Though one of the essentials of a good voice is its clearness, there are certain lisps and catches which are pretty, though never dignified; but most of them are painful to the ear. It is the same with accents. A dash of brogue; the faintest suspicion of the Scotch twang; even a little American accent—but very little, like red-pepper to be sparingly used, as indeed we may say with the others—gives a certain piquancy to the voice. So does a Continental accent generally; few of us being able to distinguish the French accent from the German, the Polish from the Italian, or the Russian from the Spanish, but lumping them all together as 'a foreign accent' broadly. Of all the European voices the French is perhaps the most unpleasant in its quality, and the Italian the most delightful. The Italian voice is a song in itself; not the sing-song voice of an English parish schoolboy, but an unnoted bit of harmony. The French voice is thin, apt to become wiry and metallic; a head-voice for the most part, and eminently unsympathetic; a nervous, irritable voice, that seems more fit for complaint than for love-making; and yet how laughing, how bewitching it can make itself!—never with the Italian roundness, but câlinante in its own half-pettish way, provoking, enticing, arousing. There are some voices which send you to sleep and others which stir you up; and the French voice is of the latter kind when setting itself to do mischief and work its own will.

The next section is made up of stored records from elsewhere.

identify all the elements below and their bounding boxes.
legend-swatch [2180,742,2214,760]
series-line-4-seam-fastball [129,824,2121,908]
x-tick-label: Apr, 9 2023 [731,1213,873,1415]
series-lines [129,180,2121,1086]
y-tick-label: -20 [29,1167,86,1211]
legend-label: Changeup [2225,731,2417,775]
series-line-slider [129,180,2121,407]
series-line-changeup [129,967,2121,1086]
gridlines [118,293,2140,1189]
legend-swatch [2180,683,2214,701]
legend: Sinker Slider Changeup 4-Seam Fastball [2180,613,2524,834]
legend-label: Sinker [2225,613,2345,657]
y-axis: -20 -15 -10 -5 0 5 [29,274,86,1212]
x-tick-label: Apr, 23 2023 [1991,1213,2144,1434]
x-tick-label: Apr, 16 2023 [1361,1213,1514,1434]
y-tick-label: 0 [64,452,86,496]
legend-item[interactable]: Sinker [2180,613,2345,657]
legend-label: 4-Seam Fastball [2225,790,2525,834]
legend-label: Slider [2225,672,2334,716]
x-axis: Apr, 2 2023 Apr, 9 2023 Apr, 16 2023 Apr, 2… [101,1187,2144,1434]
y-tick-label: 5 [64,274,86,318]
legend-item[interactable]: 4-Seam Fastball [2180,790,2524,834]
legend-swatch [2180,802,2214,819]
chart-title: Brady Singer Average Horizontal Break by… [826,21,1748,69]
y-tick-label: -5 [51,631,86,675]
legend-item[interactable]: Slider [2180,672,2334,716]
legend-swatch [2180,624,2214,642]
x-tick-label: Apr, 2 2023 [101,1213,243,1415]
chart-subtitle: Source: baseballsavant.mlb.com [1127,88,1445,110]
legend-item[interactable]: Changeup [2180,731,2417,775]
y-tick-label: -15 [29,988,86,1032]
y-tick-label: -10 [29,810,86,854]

Of all the differences lying between Calais and Dover, perhaps nothing strikes the traveller more than the difference in the national voice and manner of speech. The sharp, high-pitched, stridulous voice of the French, with its clear accent and neat intonation, is exchanged for the loose, fluffy utterance of England, where clear enunciation is considered pedantic; where brave men cultivate a drawl and pretty women a deep chest-voice; where well-educated people think it no shame to run all their words into each other, and to let consonants and vowels drip out like so many drops of water, with not much more distinction between them; and where no one knows how to educate his organ artistically, without going into artificiality and affectation. And yet the cultivation of the voice is an art, and ought to be made as much a matter of education as a good carriage or a legible handwriting. We teach our children to sing, but we never teach them to speak, beyond correcting a glaring piece of mispronunciation or so. In consequence of which we have all sorts of odd voices among us—short yelping voices like dogs; purring voices like cats; croakings and lispings and quackings and chatterings; a very menagerie in fact, to be heard in a room ten feet square, where a little rational cultivation would have reduced the whole of that vocal chaos to order and harmony, and would have made what is now painful and distasteful beautiful and seductive.